Pour le tribunal de commerce, la notion de “quelque cause que ce soit” va “très nettement au-delà de cette simple hypothèse de non-renouvellement du contrat, et crée un déséquilibre, par exemple dans le cas d’une résiliation aux torts du franchiseur”.
Selon Clémence Casanova, “la situation aurait été différente si la clause avait été formulée autrement, et qu’elle écartait seulement l’indemnisation du franchisé dans l’hypothèse où le contrat arrivait à échéance, et non dans tous les cas, notamment en cas de résiliation du contrat pour manquement du franchiseur.” Là encore, le juge a prononcé la nullité de la clause, et contraint Domino’s Pizza à revoir son contenu.
Une “tentative de soumission” pour la fixation des prix de vente
Enfin, une troisième clause était visée par le ministère : celle consacrée à la fixation des prix de vente. Selon Bercy, “un déséquilibre existe” du fait que le franchisé “ne peut pas fixer librement ses prix.”
Mais le tribunal a considéré que les franchisés du Groupe Domino’s sont libres de fixer leur prix de revente, et qu’il n’y a “aucune soumission”. Toutefois, il constate “qu’il ressort clairement qu’ils se heurtent à de nombreuses difficultés (techniques) quand ils souhaitent changer les prix recommandés par la tête de réseau”, en raison d’un logiciel de caisse difficile à utiliser.
“Il n’y a pas soumission, mais tentative de soumission, car il est difficile de changer les prix en pratique, en raison d’une défaillance sciemment menée”, explique Clémence Casanova.

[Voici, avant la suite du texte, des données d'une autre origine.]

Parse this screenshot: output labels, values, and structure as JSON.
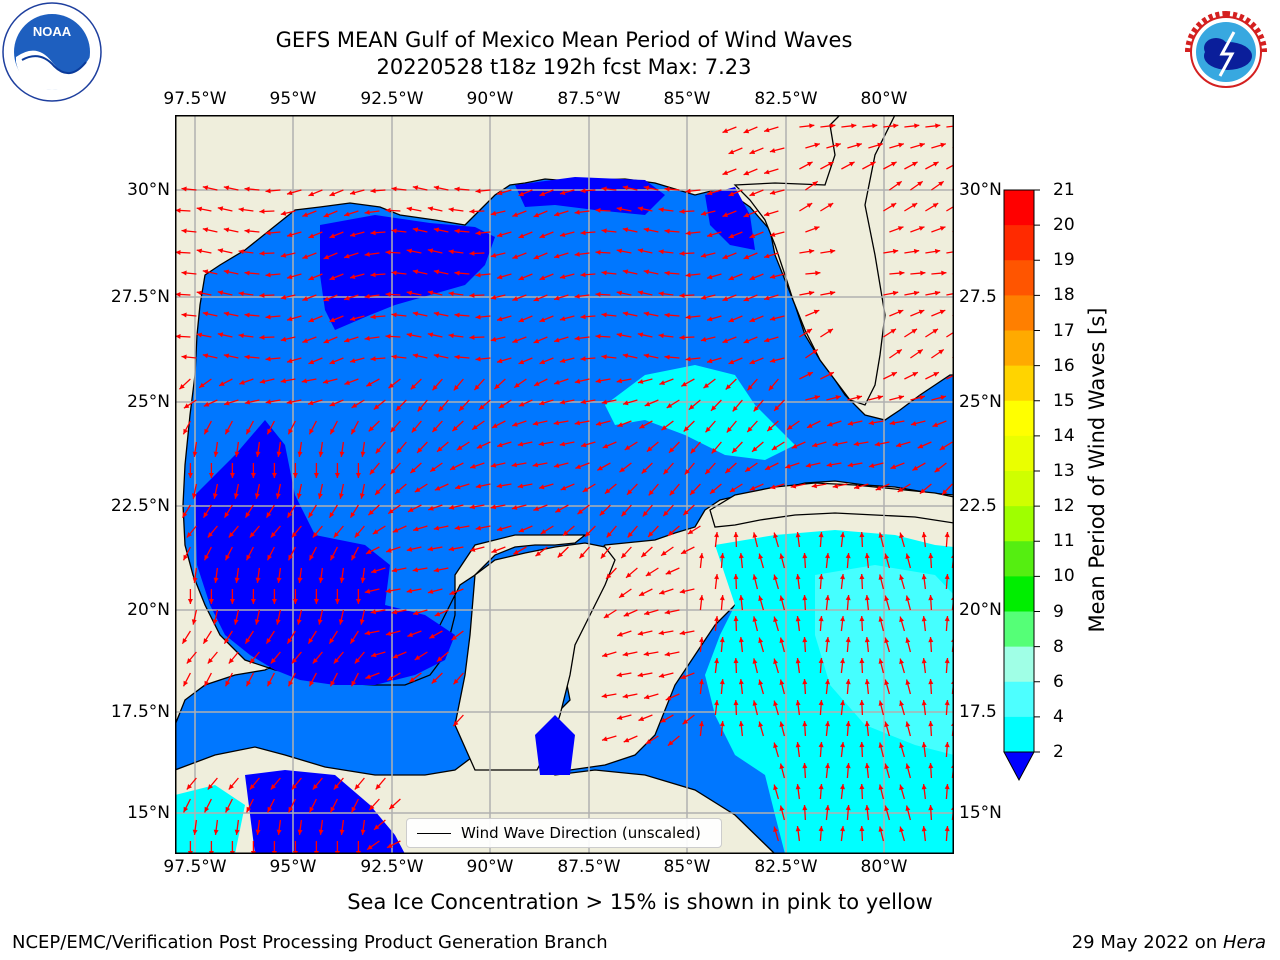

Le tribunal a ainsi ordonné à Domino’s Pizza France de “permettre au franchisé de pratiquer ses propres prix au moyen d’un outil informatique adapté.”“Ce jugement risque fort de faire l’objet d’appels. Mais si ce n’est pas le cas, les franchiseurs en règle générale devront faire très attention à la rédaction des clauses de leurs contrats de franchise”, conclut l’avocate.